476 The Fall of the Roman Empire in the West
Though Rome was sacked in 410 by a Visigothic horde and again in 451 by a Vandal fleet, the empire in the West itself continued to exist, though in a much weakened condition. An emperor ruled, at least on paper, from Ravenna on the northeast Italian coast. Real power was in the hands of the generals, many of them of Germanic descent, in charge of the few Roman armies left in the field and of the barbarian chieftains whose tribes had overrun most of the West. Visigoths, Ostrogoths, Franks, Angles, Saxons, Jutes, Picts, Scots, Alemanni, Burgundians, etc., had all carved off pieces of the empire.
In 475 a teenager by the name of Romulus Augustulus had been set up as Western Emperor by one of his generals but he exercised no real power. The next year an army of Ostrogoths led by Odoacer finished its conquest of the Italian peninsula by taking Ravenna. Romulus was forced to hand over the imperial regalia — crown, orb and scepter — to his barbarian conqueror but his life was spared.

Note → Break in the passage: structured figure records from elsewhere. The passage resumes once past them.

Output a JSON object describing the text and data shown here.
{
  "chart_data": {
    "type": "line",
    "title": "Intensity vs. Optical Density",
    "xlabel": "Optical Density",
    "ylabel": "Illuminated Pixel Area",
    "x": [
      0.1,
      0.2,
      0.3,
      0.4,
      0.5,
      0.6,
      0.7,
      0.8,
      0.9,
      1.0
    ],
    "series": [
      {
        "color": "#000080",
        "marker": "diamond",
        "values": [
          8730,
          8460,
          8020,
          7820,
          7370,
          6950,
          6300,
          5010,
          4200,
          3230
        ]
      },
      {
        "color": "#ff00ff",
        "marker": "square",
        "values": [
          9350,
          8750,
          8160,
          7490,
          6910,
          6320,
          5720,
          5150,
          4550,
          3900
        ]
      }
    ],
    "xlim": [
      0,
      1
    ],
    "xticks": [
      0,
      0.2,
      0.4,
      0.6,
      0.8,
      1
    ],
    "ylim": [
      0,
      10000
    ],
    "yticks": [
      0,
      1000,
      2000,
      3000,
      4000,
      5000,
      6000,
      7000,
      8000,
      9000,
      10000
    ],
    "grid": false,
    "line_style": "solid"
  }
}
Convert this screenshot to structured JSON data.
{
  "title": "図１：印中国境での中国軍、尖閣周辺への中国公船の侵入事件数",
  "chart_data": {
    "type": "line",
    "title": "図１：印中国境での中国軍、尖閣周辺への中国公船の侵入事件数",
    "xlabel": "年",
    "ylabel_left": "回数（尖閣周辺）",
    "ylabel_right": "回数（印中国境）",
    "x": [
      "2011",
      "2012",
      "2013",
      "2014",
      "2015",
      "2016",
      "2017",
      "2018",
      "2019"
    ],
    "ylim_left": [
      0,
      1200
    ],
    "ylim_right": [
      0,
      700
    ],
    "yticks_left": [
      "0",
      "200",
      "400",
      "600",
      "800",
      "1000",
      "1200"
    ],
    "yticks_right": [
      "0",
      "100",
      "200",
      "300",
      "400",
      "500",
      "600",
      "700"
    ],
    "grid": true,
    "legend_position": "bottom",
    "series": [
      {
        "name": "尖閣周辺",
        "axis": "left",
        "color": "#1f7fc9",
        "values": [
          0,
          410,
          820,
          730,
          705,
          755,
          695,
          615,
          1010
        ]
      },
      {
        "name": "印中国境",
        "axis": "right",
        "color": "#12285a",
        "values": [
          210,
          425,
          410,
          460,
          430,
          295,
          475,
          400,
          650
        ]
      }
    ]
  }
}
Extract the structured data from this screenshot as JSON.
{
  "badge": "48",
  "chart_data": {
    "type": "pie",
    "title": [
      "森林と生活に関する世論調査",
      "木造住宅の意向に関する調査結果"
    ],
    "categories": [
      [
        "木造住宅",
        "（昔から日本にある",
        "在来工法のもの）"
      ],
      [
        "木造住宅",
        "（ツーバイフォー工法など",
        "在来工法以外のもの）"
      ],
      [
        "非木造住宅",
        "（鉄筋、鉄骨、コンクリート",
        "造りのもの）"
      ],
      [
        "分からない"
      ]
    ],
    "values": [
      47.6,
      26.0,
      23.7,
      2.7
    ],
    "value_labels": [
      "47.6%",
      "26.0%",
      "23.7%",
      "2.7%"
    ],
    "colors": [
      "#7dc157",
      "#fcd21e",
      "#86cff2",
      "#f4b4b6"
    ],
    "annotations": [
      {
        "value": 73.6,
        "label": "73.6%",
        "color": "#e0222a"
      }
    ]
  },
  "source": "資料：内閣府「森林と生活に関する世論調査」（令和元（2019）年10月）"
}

The position of emperor had fallen so low that the incumbent was not even worth killing; the boy was simply sent on his way with a pension to console him. Odoacer never bothered to claim the throne either, pretending to rule Italy on behalf of Zeno, the emperor in Constantinople to whom he sent the regalia. Zeno then declared the division of the empire at an end; henceforth until 1453 the Roman Empire was ruled from Constantinople.
Italians could not have been too unhappy or dismayed by those events. Peace was restored and taxes continued to be collected. One vexatious point was that the Ostrogoths were Arian (non-trinitarian Christians) with their own hierarchy of bishops ruling over a largely Trinitarian (Catholic, Chalcedonian, Nicene; take your pick) population. Toleration was usually the order of the day — for the Gothic rulers Arianism was a tribal badge — but Catholic bishops often had to struggle to keep their church buildings. The Ostrogoths built a number of beautiful churches in Ravenna, especially the Sant’ Apollinare Nuovo, with its gorgeous mosaics. (Arians in North Africa were much less accommodating and genuine persecution took place there.)